So, the sitch as of today:
Added ndb_mgm_set_configuration() call to the mgmapi – which is not-so-casually evil API call that sends a packed ndb_mgm_configuration object (like what you get from ndb_mgm_get_configuration) to the management server, who then resets its lists of nodes for event reporting and for ClusterMgr and starts serving things out of this configuration. Notably, if a data node restarts, it gets this new configuration.
By itself, this will let us write test programs for online configuration changes (e.g. changing DataMemory).
I’ve also added a Disabled property to data nodes. If set, just about everywhere ignores the node.
This allows a test program to test add/drop node functionality – without the need for external clusterware stopping and starting processes.

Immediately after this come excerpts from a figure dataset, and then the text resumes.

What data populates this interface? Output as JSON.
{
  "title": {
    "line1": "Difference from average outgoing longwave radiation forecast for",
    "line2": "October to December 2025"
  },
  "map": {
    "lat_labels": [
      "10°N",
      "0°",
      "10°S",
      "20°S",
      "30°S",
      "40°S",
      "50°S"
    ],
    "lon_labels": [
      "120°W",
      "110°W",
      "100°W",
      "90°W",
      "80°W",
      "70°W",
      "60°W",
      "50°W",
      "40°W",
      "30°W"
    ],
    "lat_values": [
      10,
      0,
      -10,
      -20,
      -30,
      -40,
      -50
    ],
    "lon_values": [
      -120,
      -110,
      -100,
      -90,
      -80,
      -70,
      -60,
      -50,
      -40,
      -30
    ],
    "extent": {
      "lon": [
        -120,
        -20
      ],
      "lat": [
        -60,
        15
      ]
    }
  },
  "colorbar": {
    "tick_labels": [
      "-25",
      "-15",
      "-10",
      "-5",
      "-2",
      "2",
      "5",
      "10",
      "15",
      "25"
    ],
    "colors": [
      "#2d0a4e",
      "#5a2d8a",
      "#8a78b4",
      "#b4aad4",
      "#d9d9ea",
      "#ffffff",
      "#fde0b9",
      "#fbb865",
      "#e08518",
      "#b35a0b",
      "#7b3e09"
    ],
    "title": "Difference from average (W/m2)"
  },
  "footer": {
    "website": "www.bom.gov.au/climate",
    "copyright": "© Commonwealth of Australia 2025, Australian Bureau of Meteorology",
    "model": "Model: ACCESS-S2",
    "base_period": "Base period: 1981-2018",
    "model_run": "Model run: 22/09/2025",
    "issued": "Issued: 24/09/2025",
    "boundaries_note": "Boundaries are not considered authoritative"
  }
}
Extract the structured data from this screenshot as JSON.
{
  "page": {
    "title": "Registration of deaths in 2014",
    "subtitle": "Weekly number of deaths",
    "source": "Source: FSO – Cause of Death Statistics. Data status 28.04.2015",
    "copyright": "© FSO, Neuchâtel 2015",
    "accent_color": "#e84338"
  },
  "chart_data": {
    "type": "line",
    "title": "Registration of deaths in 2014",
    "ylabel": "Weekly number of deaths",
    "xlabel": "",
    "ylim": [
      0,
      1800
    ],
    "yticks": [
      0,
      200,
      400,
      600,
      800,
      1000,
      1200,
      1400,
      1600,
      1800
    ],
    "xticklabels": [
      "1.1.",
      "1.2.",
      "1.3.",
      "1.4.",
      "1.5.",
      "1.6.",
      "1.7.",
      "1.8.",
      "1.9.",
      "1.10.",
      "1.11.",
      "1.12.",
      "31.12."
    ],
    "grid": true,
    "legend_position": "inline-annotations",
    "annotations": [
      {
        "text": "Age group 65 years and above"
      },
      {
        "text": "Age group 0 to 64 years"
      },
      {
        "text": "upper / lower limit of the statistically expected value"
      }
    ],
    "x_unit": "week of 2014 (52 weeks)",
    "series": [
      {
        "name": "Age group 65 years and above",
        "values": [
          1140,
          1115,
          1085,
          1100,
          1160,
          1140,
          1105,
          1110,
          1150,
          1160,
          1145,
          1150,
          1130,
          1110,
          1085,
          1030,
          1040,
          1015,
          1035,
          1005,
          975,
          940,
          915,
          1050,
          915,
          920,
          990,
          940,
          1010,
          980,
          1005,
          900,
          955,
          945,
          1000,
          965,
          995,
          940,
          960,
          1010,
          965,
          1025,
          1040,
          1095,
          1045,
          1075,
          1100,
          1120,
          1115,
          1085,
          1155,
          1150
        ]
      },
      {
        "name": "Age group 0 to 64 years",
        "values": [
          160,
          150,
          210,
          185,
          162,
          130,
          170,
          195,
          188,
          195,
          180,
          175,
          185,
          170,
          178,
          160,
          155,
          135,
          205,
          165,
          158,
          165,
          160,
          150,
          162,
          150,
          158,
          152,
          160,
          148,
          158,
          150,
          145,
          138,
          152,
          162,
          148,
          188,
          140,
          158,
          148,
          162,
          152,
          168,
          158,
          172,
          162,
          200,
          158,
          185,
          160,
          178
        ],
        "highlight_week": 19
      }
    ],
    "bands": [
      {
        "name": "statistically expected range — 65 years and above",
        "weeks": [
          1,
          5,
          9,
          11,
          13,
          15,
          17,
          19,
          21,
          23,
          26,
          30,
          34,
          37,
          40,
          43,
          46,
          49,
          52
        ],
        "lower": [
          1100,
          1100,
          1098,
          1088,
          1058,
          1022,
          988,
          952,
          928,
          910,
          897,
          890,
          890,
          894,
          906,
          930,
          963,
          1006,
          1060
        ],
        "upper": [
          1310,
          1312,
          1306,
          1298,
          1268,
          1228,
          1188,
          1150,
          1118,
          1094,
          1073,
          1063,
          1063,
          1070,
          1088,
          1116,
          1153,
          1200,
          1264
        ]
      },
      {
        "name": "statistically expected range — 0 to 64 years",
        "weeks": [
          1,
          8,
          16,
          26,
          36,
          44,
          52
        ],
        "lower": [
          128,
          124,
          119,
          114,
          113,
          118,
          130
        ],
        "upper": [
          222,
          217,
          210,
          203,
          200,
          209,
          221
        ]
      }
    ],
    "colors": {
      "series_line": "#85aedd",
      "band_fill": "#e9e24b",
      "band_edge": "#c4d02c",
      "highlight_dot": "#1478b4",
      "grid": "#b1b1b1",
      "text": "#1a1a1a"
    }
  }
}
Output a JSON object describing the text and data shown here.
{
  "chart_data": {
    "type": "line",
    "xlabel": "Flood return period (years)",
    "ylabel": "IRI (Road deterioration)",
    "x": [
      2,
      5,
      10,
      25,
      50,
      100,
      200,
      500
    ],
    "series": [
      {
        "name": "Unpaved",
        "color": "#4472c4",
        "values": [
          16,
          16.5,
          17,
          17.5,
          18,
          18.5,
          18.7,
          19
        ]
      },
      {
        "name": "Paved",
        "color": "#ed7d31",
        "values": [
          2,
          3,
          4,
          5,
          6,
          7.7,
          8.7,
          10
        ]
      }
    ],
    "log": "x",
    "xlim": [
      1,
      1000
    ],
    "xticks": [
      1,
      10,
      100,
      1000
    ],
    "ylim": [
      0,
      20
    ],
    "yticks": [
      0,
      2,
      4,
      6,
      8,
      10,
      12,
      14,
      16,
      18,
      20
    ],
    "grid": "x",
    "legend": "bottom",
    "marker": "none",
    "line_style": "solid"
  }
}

If you start with a large cluster, we can get a test program to disable some nodes and do an initial cluster restart (essentially starting a new, smaller cluster) and then add in the disabled nodes to form a larger cluster. Due to the way we do things, we actually still have the Transporters to the nodes we’re adding, which is slightly different than what happens in the real world. HOWEVER, it keeps the test program independent of any mechanism to start a node on a machine – so i don’t (for example) need to run ndb_cpcd on my laptop while testing.
But anyway, I now have a test program, that we could run as part of autotest that will happily take a 4 node cluster, start a 2 node cluster from it and online add 2 nodes.
Adding these new nodes into a nodegroup is currently not working with my patches though… for some reason the DBDICT transaction seems to not be going through the prepare phase… no doubt a bug in my code relating to something that’s changed in DBDICT in the past year.
So there is progress towards having the ability to add data nodes (and node groups) to a running cluster.
Online table re-organisation is another thing alltogether though… and no doubt some good subtle bugs to be written.